What a thrill yesterday to see many children and youth raise their hand to accept Jesus as their personal Savior. It was an even greater thrill to turn the service over to Pastor Ruth and have her lead them through a salvation prayer in the Bemba language.
Ruth Mwenge may be short in stature, but she is a spiritual giant! Thank you Pastor Ruth for reminding me that “big things still come in small packages”!
Until next Monday…
Here in Zambia, traffic violations are known as “Admissions of Guilt”. In thirty seven years of driving, I can count on less than one hand the number of speeding tickets I have had in Canada. After three years of driving in Zambia I have no less than seven Admissions of Guilt, and now MJ is starting to catch up to me. It is not hard to be guilty when you can be pulled for exceeding the speed limit by one kilometre, or crossing a solid line that you cannot see because the paint is worn off.
This past Thursday, I had the privilege of speaking to a group of off duty police officers in Chipata, Zambia. A graduate of Trans Africa Theological College is the Police Chaplain there. I was able to tell the officers that I am a huge contributor to the Zambia Police department because of my multiple “Admissions of Guilt”.
Early that morning, as I prepared for my talk, I was asking God what He would want me to say to such a group of community influencers. Just twenty four hours away from Good Friday, I kept thinking of Jesus final words on the Cross, “It is finished”. I felt impressed to talk to the officers about “finishing well”.
I began by talking about some of those in the Bible who started well, but did not finish well. Saul, anointed as King of Israel, allowed jealousy of a young man by the name of David, to destroy his kingship. Korah, a natural leader whose ability to influence people, caused him to stir up a rebellion against Moses. Judas, one of the original twelve disciples, allowed the greed for money to ultimately cause him to betray Jesus for thirty pieces of silver. These men started well, but they failed to finish well!

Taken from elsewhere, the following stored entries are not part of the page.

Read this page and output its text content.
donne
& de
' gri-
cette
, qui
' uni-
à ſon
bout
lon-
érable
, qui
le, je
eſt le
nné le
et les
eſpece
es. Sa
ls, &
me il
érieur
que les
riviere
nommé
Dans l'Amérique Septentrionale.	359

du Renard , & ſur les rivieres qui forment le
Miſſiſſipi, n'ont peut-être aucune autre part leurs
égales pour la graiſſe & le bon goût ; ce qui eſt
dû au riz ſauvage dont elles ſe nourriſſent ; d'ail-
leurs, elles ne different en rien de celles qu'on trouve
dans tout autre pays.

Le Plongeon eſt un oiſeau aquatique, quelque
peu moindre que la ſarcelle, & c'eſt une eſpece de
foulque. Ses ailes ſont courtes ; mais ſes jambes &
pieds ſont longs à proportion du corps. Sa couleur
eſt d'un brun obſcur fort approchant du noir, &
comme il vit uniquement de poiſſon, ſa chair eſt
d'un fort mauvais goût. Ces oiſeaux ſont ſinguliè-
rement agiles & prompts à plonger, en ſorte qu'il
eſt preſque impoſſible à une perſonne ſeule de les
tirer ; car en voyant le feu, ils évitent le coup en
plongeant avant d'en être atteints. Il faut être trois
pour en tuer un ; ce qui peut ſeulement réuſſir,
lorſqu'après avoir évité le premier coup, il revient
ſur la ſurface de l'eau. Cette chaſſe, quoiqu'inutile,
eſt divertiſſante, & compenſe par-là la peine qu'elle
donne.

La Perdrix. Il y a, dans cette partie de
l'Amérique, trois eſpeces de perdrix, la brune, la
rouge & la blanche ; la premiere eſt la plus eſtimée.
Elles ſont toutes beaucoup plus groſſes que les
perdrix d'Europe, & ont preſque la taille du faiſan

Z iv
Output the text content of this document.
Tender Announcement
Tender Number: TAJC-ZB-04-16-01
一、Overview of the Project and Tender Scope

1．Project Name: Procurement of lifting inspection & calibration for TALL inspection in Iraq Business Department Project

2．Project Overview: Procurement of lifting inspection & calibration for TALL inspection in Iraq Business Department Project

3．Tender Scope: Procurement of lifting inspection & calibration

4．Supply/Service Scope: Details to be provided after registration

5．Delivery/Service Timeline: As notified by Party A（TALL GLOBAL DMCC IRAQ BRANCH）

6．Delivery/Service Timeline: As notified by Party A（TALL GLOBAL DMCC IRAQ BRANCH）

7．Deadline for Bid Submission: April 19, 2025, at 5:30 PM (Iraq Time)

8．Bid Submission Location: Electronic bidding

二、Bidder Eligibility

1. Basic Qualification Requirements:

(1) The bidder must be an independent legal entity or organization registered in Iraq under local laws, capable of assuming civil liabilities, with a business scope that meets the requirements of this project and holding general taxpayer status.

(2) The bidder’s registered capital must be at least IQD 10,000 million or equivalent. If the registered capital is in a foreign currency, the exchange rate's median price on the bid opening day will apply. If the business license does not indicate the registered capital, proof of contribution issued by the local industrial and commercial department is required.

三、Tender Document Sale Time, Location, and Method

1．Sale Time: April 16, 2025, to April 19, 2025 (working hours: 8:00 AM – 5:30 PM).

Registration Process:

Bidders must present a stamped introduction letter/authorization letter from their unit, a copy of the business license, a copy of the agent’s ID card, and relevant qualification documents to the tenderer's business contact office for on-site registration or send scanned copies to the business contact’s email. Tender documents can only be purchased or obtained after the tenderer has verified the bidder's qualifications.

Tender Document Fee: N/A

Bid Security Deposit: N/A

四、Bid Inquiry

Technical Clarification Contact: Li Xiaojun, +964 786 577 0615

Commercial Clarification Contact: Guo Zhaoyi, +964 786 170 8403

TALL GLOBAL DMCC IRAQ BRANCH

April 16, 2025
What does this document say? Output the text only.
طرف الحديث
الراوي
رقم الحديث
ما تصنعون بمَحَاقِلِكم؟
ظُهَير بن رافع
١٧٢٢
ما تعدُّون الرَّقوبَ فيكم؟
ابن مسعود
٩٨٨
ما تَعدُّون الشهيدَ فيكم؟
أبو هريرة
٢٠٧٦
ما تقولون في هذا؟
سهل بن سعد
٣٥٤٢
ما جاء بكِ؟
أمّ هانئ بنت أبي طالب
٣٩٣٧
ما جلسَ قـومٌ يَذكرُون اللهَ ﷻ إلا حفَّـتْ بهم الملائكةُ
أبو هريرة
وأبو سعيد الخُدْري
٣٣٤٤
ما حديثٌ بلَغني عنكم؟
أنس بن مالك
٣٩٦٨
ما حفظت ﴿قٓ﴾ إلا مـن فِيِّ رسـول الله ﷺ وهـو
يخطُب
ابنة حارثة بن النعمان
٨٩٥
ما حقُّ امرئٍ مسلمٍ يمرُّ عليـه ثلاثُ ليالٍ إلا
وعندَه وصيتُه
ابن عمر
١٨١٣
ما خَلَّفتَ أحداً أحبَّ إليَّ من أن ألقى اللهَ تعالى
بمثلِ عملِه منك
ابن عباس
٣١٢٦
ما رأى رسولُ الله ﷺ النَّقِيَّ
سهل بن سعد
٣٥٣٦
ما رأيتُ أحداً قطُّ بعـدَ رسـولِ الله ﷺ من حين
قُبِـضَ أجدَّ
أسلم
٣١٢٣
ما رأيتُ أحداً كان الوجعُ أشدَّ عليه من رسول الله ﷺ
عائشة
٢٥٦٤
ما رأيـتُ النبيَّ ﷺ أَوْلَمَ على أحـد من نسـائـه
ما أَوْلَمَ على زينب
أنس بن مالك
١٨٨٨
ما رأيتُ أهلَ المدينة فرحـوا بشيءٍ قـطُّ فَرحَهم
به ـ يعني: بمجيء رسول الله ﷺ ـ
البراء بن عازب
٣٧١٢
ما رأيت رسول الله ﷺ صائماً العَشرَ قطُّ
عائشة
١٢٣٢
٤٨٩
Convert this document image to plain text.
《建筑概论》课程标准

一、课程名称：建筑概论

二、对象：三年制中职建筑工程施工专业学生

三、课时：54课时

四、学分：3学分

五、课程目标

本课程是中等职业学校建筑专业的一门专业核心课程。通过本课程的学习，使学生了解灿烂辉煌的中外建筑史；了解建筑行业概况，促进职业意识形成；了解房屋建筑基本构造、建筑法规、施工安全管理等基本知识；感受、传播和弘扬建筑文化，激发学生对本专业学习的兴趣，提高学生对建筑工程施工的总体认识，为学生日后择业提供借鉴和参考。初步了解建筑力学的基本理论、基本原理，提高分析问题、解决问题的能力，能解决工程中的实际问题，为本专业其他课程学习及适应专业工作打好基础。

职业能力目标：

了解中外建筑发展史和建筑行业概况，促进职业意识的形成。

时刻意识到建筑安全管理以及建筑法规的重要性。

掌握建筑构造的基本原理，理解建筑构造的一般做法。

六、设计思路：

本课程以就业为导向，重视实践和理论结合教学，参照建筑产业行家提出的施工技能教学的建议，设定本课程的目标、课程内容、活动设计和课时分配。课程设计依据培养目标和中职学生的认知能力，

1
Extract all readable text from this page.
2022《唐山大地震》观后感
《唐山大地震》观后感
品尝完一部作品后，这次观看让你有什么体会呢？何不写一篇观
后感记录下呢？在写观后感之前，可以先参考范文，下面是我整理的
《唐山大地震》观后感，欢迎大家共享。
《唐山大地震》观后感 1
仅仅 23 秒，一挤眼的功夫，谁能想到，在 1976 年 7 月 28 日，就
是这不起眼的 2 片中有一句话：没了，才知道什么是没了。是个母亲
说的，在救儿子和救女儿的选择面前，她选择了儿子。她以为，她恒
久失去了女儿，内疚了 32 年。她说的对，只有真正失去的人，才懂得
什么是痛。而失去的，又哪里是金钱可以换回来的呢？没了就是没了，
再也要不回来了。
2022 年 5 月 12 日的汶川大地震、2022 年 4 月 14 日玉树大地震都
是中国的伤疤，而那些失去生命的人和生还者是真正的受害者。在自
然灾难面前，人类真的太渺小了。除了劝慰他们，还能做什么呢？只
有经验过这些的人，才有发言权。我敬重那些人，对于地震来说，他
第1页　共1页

There is one Man who has withstood the test of time. He is the most influential leader of all time. His name is recognized around the world and no one to this day has ever surpassed His influence. That is why He is loved by millions and hated by many. His name is JESUS and He finished well!
Jesus, who being in very nature God, did not consider equality with God something to be grasped, but made Himself nothing, taking on the very nature of a servant. Being made in human likeness, and being found in appearance as a man, He humbled Himself and became obedient to death – even death on a Cross! (Philippians 2:6-8).
In the final moments of Christ’s life, as He hung on the Cross, knowing that all was now completed, and so that Scriptures would be fulfilled, Jesus said: “It is finished”. With that, He bowed his head and gave up His spirit. (John 19:28-30). Jesus finished well!
I have an “Admissions of Guilt” file in my filing cabinet at home, and trust me, it is getting thicker. Every time I open the drawer and place the next “admission” in it, I am reminded that all of us were born with such a file because all of us were born in sin. Jesus finished well and completed His mission on earth so that our “guilt” file could be wiped clean.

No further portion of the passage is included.